I spent three days with a group of men from a wide array of countries. I don't want to plummet in a bag of clichés, but, after a couple of hours, the Spanish was adjusting my seat at the table, the Italian was pouring my wine, the French was complementing my smile, the English was ordering me drinks, the Danish was cracking odd jokes, the Australian was being coy, the German was blanking me, the Yorkshireman was telling me off. And this was a work meeting, no second intentions involved. Just their normal way to relate to a woman.

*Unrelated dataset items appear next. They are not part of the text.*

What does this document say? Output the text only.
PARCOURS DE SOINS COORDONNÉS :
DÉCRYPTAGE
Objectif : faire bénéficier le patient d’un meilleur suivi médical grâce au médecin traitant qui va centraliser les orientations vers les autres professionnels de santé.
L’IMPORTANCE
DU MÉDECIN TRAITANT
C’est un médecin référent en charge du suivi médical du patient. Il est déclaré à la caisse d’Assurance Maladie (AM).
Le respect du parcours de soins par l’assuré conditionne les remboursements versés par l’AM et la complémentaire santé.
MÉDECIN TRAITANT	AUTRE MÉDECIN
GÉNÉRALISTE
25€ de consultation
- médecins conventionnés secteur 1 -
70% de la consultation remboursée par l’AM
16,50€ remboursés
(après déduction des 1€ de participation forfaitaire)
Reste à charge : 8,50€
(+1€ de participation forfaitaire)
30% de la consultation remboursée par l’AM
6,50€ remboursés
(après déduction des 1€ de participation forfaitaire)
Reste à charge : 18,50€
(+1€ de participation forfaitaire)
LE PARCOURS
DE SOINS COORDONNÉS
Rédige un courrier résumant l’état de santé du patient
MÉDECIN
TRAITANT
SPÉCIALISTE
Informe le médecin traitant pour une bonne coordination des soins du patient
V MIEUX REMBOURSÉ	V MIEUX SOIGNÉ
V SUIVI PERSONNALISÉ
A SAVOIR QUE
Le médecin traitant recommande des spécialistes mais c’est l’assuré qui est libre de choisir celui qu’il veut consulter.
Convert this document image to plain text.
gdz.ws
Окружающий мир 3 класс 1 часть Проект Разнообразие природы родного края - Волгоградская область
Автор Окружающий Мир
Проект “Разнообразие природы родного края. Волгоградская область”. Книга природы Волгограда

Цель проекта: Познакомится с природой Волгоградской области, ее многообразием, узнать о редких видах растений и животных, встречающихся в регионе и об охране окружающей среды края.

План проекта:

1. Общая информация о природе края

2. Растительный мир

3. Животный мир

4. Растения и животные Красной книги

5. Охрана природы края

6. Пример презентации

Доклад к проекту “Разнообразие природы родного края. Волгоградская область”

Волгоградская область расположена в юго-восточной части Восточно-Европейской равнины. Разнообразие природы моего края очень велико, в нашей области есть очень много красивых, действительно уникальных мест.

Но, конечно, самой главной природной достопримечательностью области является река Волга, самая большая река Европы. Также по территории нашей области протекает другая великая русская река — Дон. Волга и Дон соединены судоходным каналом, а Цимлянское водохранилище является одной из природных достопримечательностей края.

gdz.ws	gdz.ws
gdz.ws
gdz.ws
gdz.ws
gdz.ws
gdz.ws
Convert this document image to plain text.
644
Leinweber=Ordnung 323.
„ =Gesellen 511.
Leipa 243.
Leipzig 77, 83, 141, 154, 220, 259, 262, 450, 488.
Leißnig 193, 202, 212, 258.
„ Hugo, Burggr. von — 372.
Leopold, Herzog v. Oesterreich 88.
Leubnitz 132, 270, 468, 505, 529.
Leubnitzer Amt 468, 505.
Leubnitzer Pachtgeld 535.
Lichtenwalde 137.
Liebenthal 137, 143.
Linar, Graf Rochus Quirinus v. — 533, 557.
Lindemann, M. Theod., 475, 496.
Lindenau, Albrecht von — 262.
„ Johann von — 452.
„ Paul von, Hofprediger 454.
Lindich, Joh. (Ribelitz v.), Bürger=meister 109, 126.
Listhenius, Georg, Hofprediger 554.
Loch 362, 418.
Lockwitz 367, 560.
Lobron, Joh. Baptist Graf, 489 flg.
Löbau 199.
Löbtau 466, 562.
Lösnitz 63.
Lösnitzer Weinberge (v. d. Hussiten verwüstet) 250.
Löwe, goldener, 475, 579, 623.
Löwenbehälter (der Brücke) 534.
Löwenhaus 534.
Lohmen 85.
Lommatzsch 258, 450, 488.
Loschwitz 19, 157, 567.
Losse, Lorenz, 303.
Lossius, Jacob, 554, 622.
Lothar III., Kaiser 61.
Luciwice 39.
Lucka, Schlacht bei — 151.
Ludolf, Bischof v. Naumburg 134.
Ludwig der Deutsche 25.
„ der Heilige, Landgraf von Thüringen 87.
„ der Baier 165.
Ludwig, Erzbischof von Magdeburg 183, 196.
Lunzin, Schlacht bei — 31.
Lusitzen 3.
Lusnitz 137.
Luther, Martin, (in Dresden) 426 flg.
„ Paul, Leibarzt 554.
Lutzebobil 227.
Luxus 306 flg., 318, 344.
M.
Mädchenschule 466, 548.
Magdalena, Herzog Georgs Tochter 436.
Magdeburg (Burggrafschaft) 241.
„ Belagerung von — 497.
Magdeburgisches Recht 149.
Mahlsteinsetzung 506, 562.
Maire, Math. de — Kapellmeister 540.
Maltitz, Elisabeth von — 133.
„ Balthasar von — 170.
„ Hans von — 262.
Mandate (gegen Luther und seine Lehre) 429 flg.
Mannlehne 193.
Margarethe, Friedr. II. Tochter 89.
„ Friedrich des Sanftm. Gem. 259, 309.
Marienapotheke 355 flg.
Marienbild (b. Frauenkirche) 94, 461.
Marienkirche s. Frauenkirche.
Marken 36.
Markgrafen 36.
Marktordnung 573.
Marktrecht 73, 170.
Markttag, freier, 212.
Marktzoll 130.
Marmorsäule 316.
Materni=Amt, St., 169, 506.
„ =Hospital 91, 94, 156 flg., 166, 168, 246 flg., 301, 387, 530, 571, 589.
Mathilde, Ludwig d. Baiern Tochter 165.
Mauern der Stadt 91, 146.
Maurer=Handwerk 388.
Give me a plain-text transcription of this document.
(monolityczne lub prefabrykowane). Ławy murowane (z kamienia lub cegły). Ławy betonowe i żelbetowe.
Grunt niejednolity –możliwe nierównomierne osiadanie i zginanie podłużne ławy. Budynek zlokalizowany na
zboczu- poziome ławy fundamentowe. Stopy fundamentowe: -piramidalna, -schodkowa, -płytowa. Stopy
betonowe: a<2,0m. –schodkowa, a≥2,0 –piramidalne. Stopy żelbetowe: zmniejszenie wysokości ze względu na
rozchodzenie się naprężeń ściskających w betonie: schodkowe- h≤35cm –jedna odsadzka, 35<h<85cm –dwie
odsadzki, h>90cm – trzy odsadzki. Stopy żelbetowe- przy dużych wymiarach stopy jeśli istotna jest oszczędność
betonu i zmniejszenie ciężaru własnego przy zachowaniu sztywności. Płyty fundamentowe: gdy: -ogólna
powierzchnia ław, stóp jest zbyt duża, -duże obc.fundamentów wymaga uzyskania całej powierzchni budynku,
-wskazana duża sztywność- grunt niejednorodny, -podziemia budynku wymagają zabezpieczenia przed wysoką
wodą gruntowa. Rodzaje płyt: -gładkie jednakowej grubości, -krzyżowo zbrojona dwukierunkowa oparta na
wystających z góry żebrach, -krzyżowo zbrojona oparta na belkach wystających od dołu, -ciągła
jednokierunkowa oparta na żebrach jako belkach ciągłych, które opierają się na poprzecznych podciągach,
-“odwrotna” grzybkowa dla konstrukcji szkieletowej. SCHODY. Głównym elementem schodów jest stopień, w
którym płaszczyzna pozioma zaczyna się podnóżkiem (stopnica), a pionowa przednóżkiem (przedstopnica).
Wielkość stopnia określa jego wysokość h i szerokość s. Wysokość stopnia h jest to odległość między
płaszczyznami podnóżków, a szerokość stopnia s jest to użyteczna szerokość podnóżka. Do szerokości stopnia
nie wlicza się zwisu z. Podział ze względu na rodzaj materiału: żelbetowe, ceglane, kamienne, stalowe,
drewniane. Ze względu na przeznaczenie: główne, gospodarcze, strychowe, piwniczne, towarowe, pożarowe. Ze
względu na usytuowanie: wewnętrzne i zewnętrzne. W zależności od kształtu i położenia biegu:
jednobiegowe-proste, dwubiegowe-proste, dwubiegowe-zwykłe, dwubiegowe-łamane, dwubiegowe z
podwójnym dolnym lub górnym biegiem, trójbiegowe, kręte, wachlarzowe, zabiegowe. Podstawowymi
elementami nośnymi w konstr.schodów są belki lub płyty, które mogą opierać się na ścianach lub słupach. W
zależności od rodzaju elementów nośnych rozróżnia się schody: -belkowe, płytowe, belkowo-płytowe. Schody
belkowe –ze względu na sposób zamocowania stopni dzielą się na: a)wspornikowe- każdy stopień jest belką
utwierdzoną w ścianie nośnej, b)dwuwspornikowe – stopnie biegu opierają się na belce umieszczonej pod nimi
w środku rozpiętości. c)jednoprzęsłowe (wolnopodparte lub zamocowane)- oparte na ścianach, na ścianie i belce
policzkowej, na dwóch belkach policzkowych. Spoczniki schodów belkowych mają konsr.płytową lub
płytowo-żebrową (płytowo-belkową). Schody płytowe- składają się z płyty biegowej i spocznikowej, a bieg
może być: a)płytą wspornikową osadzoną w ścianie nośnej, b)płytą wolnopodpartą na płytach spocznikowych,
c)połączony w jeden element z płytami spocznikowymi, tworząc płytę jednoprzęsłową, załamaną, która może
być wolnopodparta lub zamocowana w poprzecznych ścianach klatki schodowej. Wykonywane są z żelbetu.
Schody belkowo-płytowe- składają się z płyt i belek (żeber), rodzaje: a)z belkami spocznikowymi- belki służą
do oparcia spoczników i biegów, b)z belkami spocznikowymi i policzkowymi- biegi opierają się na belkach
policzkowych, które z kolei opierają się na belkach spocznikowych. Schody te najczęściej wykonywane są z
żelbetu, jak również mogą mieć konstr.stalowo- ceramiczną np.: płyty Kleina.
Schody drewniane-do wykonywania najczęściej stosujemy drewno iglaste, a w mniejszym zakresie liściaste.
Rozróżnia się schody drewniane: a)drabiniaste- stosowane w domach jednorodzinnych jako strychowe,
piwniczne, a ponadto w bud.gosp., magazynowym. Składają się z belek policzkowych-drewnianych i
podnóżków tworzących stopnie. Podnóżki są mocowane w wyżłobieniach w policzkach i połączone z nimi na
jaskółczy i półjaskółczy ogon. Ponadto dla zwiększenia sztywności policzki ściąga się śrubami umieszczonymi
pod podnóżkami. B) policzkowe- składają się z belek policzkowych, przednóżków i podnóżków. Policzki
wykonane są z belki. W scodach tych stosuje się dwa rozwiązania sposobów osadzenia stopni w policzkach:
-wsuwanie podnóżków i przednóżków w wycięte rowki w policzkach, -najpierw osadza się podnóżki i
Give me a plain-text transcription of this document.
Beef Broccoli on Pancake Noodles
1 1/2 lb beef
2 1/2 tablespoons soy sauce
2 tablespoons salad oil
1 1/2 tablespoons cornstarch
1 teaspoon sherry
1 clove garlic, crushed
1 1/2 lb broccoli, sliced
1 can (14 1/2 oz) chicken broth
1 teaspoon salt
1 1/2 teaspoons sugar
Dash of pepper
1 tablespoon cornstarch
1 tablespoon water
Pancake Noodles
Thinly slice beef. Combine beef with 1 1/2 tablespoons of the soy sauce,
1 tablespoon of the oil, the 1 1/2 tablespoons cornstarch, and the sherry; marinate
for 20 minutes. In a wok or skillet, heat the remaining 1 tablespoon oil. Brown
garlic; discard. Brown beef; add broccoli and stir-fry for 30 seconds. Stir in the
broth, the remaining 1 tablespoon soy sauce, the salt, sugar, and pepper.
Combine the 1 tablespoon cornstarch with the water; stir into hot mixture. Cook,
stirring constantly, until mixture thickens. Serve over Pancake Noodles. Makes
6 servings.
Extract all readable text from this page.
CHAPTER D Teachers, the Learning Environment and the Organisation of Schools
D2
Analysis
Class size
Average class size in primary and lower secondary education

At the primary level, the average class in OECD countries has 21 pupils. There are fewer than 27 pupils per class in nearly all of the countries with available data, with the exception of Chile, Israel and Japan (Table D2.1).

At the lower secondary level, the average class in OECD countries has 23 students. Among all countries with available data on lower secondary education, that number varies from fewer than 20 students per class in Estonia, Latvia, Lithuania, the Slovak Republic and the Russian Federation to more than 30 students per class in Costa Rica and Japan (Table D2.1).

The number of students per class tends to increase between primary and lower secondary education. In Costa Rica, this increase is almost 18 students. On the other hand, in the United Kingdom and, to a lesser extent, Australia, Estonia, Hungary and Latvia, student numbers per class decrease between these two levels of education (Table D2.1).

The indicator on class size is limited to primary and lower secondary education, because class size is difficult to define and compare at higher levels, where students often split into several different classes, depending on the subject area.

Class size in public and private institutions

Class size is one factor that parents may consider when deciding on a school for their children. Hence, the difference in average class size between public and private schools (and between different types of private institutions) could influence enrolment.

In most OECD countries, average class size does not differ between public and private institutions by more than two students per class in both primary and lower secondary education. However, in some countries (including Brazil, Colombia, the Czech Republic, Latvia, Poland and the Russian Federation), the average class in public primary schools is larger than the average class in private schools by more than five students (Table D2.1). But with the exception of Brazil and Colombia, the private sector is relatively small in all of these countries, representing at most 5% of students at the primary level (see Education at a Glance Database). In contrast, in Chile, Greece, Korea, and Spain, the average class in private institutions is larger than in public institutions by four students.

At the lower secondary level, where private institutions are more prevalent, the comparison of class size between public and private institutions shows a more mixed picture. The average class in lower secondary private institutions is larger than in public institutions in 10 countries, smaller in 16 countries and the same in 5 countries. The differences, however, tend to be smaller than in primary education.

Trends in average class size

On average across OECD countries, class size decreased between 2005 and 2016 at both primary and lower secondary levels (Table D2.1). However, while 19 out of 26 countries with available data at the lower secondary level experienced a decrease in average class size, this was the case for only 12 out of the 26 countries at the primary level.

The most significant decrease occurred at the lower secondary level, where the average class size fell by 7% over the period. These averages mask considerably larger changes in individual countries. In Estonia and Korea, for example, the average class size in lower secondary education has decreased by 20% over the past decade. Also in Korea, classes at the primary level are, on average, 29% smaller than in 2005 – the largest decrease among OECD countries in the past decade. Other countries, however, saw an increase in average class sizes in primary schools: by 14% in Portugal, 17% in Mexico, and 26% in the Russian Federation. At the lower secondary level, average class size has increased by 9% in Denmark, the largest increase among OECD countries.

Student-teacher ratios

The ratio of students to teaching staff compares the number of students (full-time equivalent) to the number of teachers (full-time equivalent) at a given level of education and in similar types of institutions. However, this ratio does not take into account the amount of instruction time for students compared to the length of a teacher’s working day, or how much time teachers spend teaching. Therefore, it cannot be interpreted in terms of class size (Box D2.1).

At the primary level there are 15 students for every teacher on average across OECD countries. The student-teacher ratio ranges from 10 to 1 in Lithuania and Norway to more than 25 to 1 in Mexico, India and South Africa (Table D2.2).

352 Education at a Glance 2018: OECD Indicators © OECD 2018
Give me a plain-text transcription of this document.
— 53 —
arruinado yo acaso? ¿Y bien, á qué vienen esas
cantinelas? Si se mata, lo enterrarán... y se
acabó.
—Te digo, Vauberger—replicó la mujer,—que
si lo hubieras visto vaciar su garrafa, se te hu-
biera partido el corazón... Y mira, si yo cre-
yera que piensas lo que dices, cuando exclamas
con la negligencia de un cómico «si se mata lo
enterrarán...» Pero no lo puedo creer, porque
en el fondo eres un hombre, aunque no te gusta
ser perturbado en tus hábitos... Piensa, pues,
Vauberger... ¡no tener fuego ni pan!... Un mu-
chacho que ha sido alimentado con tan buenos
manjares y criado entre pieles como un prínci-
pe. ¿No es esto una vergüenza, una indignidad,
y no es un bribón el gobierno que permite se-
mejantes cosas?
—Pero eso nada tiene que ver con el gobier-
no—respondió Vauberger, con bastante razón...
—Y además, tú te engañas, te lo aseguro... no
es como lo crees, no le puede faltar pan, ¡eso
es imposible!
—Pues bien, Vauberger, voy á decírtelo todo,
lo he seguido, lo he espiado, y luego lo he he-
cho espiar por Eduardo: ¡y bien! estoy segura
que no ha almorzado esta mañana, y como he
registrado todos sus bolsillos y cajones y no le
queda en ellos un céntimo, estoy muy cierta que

There is no need whatsoever to remind me about gender equality, because what I am about to say applies to both sexes. Is it really that difficult to be nice to a fellow human being? Can't we pay some attention to the person next to us, attend to their needs (even if it is just a bread roll), ask them how they are and mean it, get out of our selfishness and self-awareness and be considerate? Why do we always have to expect the worst from people, second-guess, judge, ignore emails, screen calls, criticise? Who do we think we are?

And I am fairly sure that care and attention would get us a long way. I want to try it. Is there a business model explaining how a dumb playboy can get into pretty girls' knickers just by listening to them and offering the illusion of a good time? I would be most certainly interested.